Some people believe that targeted outsourcing will drive massive deconstruction and reconstruction, and that this will be THE major disruptive catalyst in business designs over the next several years. If so, IT will play a major part in this transformation. Sun needs to aggressively tap into this oppty (and we are). To do so will require building B2B/B2C services (and the underlying distributed service delivery platform) that integrates & optimizes business processes beyond the four walls to include the external value chain.

In his 1997 book, The Innovator's Dilemma: When New Technologies Cause Great Firms to Fail, Harvard business professor Clayton Christensen posited that, thanks to the Internet, companies are becoming more vulnerable than ever to a competitor wielding a disruptive technology - a technical process or business model so transformative that it could shake a Fortune 500-sized corporation, or even an entire industry, to its foundation. The lesson is that companies must structure themselves so they can rapidly build a new business around a disruptive technology even as they sustain their core competency.

IBM's OnDemand Enterprise is described as: "An Enterprise whose business process – integrated end-to-end across the company and with key partners, suppliers and customers – can respond with speed to any customer demand, market oppty or external threat".

Like Coase's Law, the expression of IBM's OnDemand vision is really common sense.
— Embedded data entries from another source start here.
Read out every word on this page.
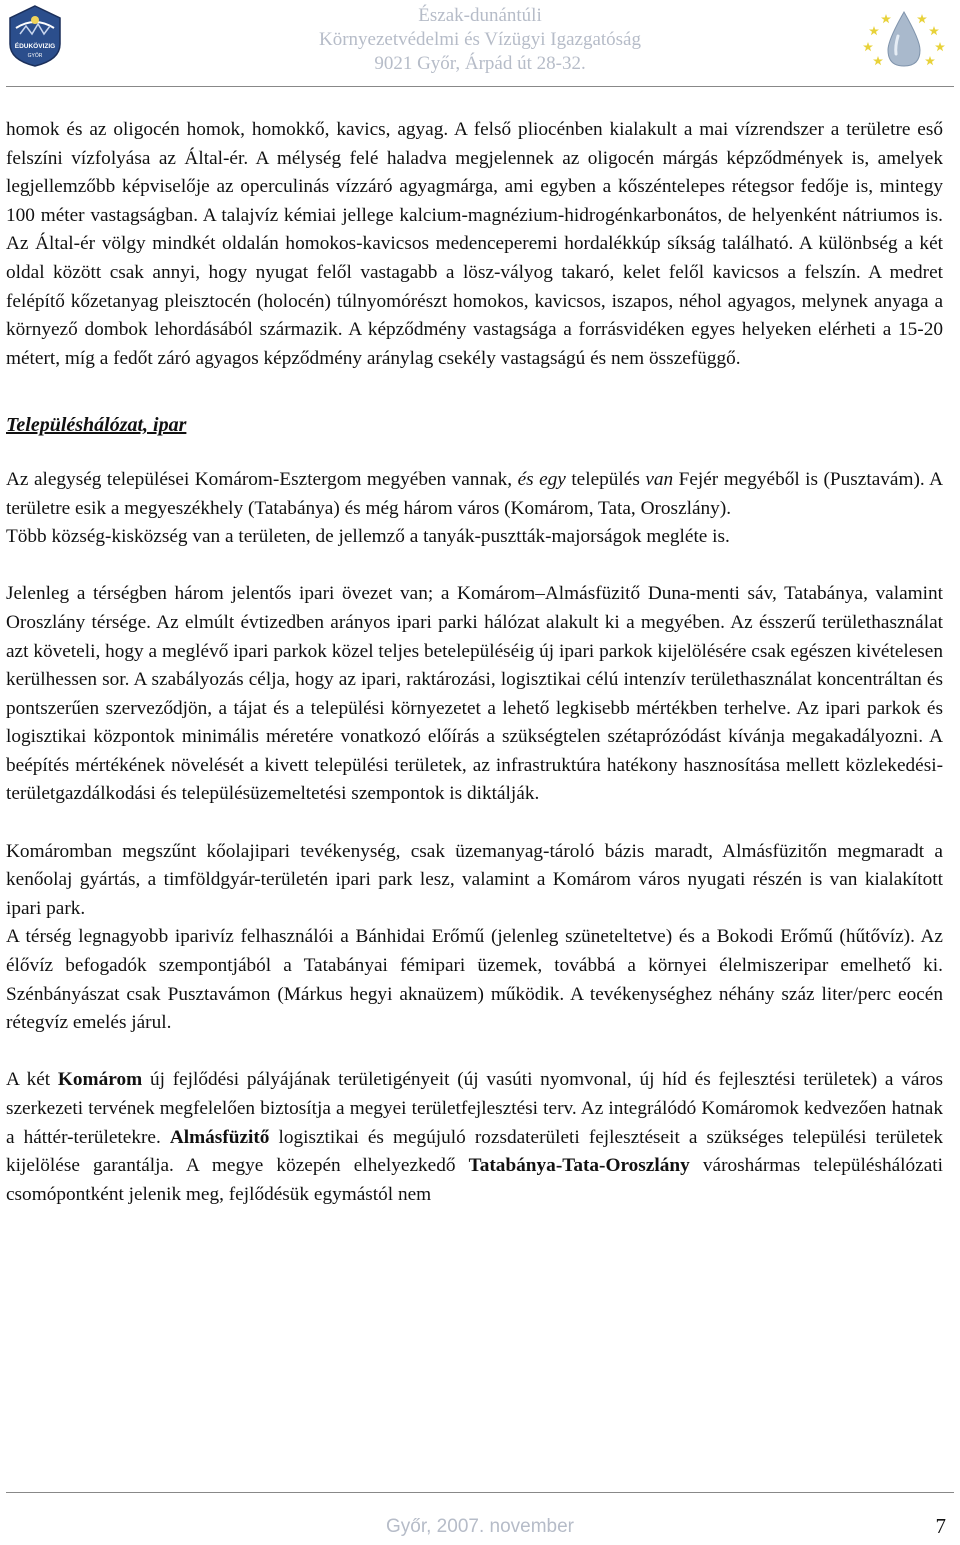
ÉDUKÖVIZIG
GYŐR
Észak-dunántúli
Környezetvédelmi és Vízügyi Igazgatóság
9021 Győr, Árpád út 28-32.

homok és az oligocén homok, homokkő, kavics, agyag. A felső pliocénben kialakult a mai vízrendszer a területre eső felszíni vízfolyása az Által-ér. A mélység felé haladva megjelennek az oligocén márgás képződmények is, amelyek legjellemzőbb képviselője az operculinás vízzáró agyagmárga, ami egyben a kőszéntelepes rétegsor fedője is, mintegy 100 méter vastagságban. A talajvíz kémiai jellege kalcium-magnézium-hidrogénkarbonátos, de helyenként nátriumos is. Az Által-ér völgy mindkét oldalán homokos-kavicsos medenceperemi hordalékkúp síkság található. A különbség a két oldal között csak annyi, hogy nyugat felől vastagabb a lösz-vályog takaró, kelet felől kavicsos a felszín. A medret felépítő kőzetanyag pleisztocén (holocén) túlnyomórészt homokos, kavicsos, iszapos, néhol agyagos, melynek anyaga a környező dombok lehordásából származik. A képződmény vastagsága a forrásvidéken egyes helyeken elérheti a 15-20 métert, míg a fedőt záró agyagos képződmény aránylag csekély vastagságú és nem összefüggő.

Településhálózat, ipar

Az alegység települései Komárom-Esztergom megyében vannak, és egy település van Fejér megyéből is (Pusztavám). A területre esik a megyeszékhely (Tatabánya) és még három város (Komárom, Tata, Oroszlány).

Több község-kisközség van a területen, de jellemző a tanyák-pusztták-majorságok megléte is.

Jelenleg a térségben három jelentős ipari övezet van; a Komárom–Almásfüzitő Duna-menti sáv, Tatabánya, valamint Oroszlány térsége. Az elmúlt évtizedben arányos ipari parki hálózat alakult ki a megyében. Az ésszerű területhasználat azt követeli, hogy a meglévő ipari parkok közel teljes betelepüléséig új ipari parkok kijelölésére csak egészen kivételesen kerülhessen sor. A szabályozás célja, hogy az ipari, raktározási, logisztikai célú intenzív területhasználat koncentráltan és pontszerűen szerveződjön, a tájat és a települési környezetet a lehető legkisebb mértékben terhelve. Az ipari parkok és logisztikai központok minimális méretére vonatkozó előírás a szükségtelen szétaprózódást kívánja megakadályozni. A beépítés mértékének növelését a kivett települési területek, az infrastruktúra hatékony hasznosítása mellett közlekedési-területgazdálkodási és településüzemeltetési szempontok is diktálják.

Komáromban megszűnt kőolajipari tevékenység, csak üzemanyag-tároló bázis maradt, Almásfüzitőn megmaradt a kenőolaj gyártás, a timföldgyár-területén ipari park lesz, valamint a Komárom város nyugati részén is van kialakított ipari park.

A térség legnagyobb iparivíz felhasználói a Bánhidai Erőmű (jelenleg szüneteltetve) és a Bokodi Erőmű (hűtővíz). Az élővíz befogadók szempontjából a Tatabányai fémipari üzemek, továbbá a környei élelmiszeripar emelhető ki. Szénbányászat csak Pusztavámon (Márkus hegyi aknaüzem) működik. A tevékenységhez néhány száz liter/perc eocén rétegvíz emelés járul.

A két Komárom új fejlődési pályájának területigényeit (új vasúti nyomvonal, új híd és fejlesztési területek) a város szerkezeti tervének megfelelően biztosítja a megyei területfejlesztési terv. Az integrálódó Komáromok kedvezően hatnak a háttér-területekre. Almásfüzitő logisztikai és megújuló rozsdaterületi fejlesztéseit a szükséges települési területek kijelölése garantálja. A megye közepén elhelyezkedő Tatabánya-Tata-Oroszlány városhármas településhálózati csomópontként jelenik meg, fejlődésük egymástól nem

Győr, 2007. november	7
It is the confluence of technology and economics today that has caused these ideas to become very interesting. Now it all comes down, as it always does, to execution.

And one of the initiatives we're driving at Sun that I can talk about is the Service Optimized Data Center (SODC).  The Sun Service Optimized Data Center program is comprised of an extensive set of services and technologies. Sun creates a comprehensive roadmap, which is used to transform your data center into an efficient, risk-averse, and agile service-driven environment that emphasizes IT operation as a strategic business driver and competitive weapon.


Are you familiar with the work Jochai Benkler has done to develop on Coase's ideas in the context of open source? He has a paper called "Coase's Penguin" which explores the effect of collaborative communities and suggests that "commons-based peer production" is a valid and alternative model to outsourcing. Worth a read!

Posted by Simon Phipps on January 27, 2005 at 02:18 AM EST #

I've studied economics for two years as a subdiary course. It's such a nice and interesting subject. I really wanted to take for specialization but I could have not.